Dealing with the first Latin American crisis of his presidency, US President Barack Obama sought a swift, clear response that would not be interpreted as US interventionism in a region that loathes it.
So he condemned a coup in Honduras by turning to the most reliable of friends: democracy.
“We stand on the side of democracy, sovereignty and self-determination,” Obama said when asked on Monday about the forced exile of Honduran president Manuel Zelaya, a takeover that has drawn international criticism and unnerved a part of the world that has worked to shed itself of strong-arm tactics.
PHOTO: AP
The point could not be lost. Obama mentioned some version of the word democracy eight times. He even wound up referring to George Washington.
The response put Obama with much of the world as Honduras and its newly appointed leader, Roberto Micheletti, quickly found themselves isolated. Obama left sticky underlying issues in Honduras for its people to decide, but pledged that the US would work with international bodies on a peaceful solution.
All that was clear. What comes next is cloudy.
Micheletti and the Congress that put him in place stood by their move after soldiers stormed the national palace and forced Zelaya into exile. The ousted leader retained his own claim and planned an address to the UN General Assembly. Police and soldiers clashed with protesters in the Honduran capital.
Obama, wielding clout within the Americas as a popular voice of a powerful country, has outlined his approach.
He will work within existing groups, particularly the Organization of American States, which links the countries of the Western Hemisphere, and not try to dictate a solo US response.
This is what he promised during a summit in Latin America just two months ago: The US is an equal partner, not a senior partner, in the region.
But politically, a hostile removal of a democratically elected president demands a response from a US president.
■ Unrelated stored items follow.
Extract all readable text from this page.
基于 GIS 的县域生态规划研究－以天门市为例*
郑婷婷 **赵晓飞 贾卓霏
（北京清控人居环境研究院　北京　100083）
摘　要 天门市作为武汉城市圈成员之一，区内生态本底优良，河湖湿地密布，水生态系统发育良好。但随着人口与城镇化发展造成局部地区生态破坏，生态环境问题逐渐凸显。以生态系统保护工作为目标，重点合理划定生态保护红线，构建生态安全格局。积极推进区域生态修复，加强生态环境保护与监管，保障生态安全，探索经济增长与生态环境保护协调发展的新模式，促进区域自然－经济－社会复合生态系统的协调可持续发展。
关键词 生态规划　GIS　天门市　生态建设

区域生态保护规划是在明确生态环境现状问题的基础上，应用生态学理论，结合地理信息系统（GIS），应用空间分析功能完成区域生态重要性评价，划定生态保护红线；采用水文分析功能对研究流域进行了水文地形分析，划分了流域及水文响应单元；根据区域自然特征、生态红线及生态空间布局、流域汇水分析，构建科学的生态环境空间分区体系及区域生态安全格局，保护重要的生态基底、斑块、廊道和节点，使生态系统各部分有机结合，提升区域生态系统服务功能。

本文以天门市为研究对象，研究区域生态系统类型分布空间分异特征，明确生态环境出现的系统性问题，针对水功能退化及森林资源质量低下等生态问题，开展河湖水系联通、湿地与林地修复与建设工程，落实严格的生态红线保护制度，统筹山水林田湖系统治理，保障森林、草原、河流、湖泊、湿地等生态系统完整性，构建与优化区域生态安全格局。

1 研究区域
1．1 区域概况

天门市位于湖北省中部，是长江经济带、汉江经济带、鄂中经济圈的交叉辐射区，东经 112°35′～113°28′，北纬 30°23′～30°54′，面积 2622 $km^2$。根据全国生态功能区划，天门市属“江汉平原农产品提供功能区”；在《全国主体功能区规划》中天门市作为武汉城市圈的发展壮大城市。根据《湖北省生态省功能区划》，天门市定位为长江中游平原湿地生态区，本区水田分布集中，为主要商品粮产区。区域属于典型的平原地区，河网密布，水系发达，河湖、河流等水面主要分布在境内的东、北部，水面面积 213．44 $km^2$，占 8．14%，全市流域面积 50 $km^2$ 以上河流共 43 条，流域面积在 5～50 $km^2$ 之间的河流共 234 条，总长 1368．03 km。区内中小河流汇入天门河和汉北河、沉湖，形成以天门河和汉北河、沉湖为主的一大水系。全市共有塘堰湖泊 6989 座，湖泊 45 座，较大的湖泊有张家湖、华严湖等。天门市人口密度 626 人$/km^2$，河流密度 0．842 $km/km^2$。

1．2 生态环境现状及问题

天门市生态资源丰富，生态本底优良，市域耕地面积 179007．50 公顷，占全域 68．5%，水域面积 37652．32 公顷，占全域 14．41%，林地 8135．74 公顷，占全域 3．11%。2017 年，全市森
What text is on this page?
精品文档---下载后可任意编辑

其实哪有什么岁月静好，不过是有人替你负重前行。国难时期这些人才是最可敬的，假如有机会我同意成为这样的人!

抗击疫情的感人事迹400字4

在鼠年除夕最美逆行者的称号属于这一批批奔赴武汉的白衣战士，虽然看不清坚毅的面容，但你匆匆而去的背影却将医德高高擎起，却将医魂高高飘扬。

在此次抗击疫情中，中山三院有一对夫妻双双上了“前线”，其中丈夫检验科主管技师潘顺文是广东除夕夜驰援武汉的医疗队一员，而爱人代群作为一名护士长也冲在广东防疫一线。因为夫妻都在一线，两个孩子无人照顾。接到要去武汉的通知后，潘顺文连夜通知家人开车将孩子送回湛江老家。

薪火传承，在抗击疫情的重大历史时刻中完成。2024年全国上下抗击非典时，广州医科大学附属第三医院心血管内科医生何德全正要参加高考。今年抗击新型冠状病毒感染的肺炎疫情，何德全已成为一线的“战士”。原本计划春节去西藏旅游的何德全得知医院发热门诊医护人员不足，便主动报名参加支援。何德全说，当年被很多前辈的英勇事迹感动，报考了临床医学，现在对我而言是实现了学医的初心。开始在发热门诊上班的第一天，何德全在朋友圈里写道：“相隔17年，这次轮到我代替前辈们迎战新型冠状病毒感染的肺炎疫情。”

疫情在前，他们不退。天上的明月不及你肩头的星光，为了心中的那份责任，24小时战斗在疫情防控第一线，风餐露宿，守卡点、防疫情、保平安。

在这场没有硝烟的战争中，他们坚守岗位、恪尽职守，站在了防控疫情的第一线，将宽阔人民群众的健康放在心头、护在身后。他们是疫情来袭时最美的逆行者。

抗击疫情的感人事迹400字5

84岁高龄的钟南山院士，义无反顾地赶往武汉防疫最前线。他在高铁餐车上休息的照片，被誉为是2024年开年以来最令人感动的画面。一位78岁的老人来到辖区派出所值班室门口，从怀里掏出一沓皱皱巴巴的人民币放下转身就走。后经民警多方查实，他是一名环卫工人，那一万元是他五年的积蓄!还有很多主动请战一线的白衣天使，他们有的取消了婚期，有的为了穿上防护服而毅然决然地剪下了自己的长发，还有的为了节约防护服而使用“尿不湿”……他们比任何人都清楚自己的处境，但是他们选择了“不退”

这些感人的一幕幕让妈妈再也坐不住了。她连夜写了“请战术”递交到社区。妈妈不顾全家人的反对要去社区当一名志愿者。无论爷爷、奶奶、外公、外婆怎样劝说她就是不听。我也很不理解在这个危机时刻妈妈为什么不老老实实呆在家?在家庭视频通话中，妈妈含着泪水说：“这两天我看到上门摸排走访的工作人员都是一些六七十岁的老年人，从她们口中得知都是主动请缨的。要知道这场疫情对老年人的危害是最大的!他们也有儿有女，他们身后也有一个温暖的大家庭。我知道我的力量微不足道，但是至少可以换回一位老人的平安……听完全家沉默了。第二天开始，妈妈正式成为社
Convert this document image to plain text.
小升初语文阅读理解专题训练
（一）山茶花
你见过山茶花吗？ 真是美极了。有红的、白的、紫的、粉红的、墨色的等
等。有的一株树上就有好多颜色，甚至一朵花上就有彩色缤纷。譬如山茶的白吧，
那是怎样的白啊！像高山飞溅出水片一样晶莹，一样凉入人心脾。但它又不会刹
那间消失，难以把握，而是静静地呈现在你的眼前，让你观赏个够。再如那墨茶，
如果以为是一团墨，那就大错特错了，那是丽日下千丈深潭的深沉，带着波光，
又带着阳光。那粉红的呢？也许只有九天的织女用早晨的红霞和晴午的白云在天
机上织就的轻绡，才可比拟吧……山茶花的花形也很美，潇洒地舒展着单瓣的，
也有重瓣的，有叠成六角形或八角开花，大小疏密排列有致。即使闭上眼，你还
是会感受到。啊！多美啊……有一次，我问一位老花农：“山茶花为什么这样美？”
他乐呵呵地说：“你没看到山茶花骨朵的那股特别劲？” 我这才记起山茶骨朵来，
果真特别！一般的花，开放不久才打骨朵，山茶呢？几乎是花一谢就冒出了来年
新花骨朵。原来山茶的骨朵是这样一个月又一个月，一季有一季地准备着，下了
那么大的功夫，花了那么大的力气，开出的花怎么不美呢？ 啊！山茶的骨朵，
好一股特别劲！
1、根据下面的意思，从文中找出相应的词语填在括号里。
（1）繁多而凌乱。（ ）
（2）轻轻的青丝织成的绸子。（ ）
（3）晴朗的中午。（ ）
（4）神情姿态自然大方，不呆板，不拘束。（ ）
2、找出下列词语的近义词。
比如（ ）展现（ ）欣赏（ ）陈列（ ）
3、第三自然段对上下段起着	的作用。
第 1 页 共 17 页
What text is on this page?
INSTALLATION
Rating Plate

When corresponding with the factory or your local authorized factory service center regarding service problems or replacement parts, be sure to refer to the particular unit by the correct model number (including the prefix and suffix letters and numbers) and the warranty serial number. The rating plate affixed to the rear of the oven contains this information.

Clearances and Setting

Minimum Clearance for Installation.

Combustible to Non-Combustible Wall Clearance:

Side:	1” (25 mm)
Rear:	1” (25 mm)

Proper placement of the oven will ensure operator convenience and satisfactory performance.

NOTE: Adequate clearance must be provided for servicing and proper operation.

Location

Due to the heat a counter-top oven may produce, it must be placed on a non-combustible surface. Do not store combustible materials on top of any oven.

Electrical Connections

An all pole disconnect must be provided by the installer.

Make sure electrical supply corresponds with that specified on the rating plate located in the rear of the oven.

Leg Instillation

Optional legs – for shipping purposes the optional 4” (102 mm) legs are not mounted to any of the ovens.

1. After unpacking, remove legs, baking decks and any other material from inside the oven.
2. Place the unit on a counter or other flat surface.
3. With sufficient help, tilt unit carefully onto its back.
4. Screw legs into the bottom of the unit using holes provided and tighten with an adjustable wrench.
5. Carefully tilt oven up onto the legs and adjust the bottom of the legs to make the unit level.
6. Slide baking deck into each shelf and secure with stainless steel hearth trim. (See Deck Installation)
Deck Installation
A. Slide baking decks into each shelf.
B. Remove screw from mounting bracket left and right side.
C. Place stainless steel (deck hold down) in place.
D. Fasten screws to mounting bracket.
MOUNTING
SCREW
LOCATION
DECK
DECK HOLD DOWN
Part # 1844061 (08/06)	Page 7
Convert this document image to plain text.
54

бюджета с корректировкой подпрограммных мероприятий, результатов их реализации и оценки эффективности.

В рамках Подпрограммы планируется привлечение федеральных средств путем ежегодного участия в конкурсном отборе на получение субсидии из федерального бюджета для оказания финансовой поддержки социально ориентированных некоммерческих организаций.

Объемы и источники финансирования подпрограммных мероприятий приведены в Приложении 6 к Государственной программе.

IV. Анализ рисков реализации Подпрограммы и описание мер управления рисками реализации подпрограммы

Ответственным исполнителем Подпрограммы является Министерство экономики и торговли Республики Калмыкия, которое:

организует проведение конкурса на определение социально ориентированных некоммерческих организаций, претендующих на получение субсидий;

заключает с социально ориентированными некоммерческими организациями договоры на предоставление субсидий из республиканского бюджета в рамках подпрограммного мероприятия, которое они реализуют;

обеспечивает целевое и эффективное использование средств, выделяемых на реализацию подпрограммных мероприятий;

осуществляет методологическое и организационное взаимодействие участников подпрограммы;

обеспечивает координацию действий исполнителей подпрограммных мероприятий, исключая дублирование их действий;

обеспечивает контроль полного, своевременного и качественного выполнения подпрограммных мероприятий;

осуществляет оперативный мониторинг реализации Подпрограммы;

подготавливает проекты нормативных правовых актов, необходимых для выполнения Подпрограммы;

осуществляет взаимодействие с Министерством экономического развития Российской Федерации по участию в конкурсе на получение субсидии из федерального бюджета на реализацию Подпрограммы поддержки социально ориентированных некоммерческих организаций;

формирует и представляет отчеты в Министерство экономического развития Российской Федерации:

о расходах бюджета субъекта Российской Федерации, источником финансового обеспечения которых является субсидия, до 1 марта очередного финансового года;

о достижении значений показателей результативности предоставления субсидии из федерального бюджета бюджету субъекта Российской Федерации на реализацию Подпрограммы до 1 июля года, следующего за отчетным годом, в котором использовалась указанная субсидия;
So Obama, who was criticized by Republican critics for being too slow to react to Iran’s post-election upheaval, quickly expressed concern on the day that Zelaya was booted from his country.
Then, in plain terms, Obama elaborated on Monday after a meeting with a US ally in the region, Colombian President Alvaro Uribe.
“We believe that the coup was not legal and that President Zelaya remains the president of Honduras,” Obama said.
“It would be a terrible precedent if we start moving backwards into the era in which we are seeing military coups as a means of political transition rather than democratic elections,” Obama said. “The region has made enormous progress over the last 20 years in establishing democratic traditions in Central America and Latin America. We don’t want to go back to a dark past.”
Speaking of the past, Obama said that the US has “not always stood as it should” with democracies in the region.
That, too, seemed to draw back on the doctrine he promised to the region while in Trinidad in April, a view that the US strengthens its hand by confessing when it has strayed from its own values.
As Obama has with Iran — a deadly conflict of greater proportions on the world stage — he has kept an emphasis on the rights of the people.
“I think what’s ultimately most important is that the people feel a sense of legitimacy and ownership, and that this is not something imposed on them from the top,” Obama said.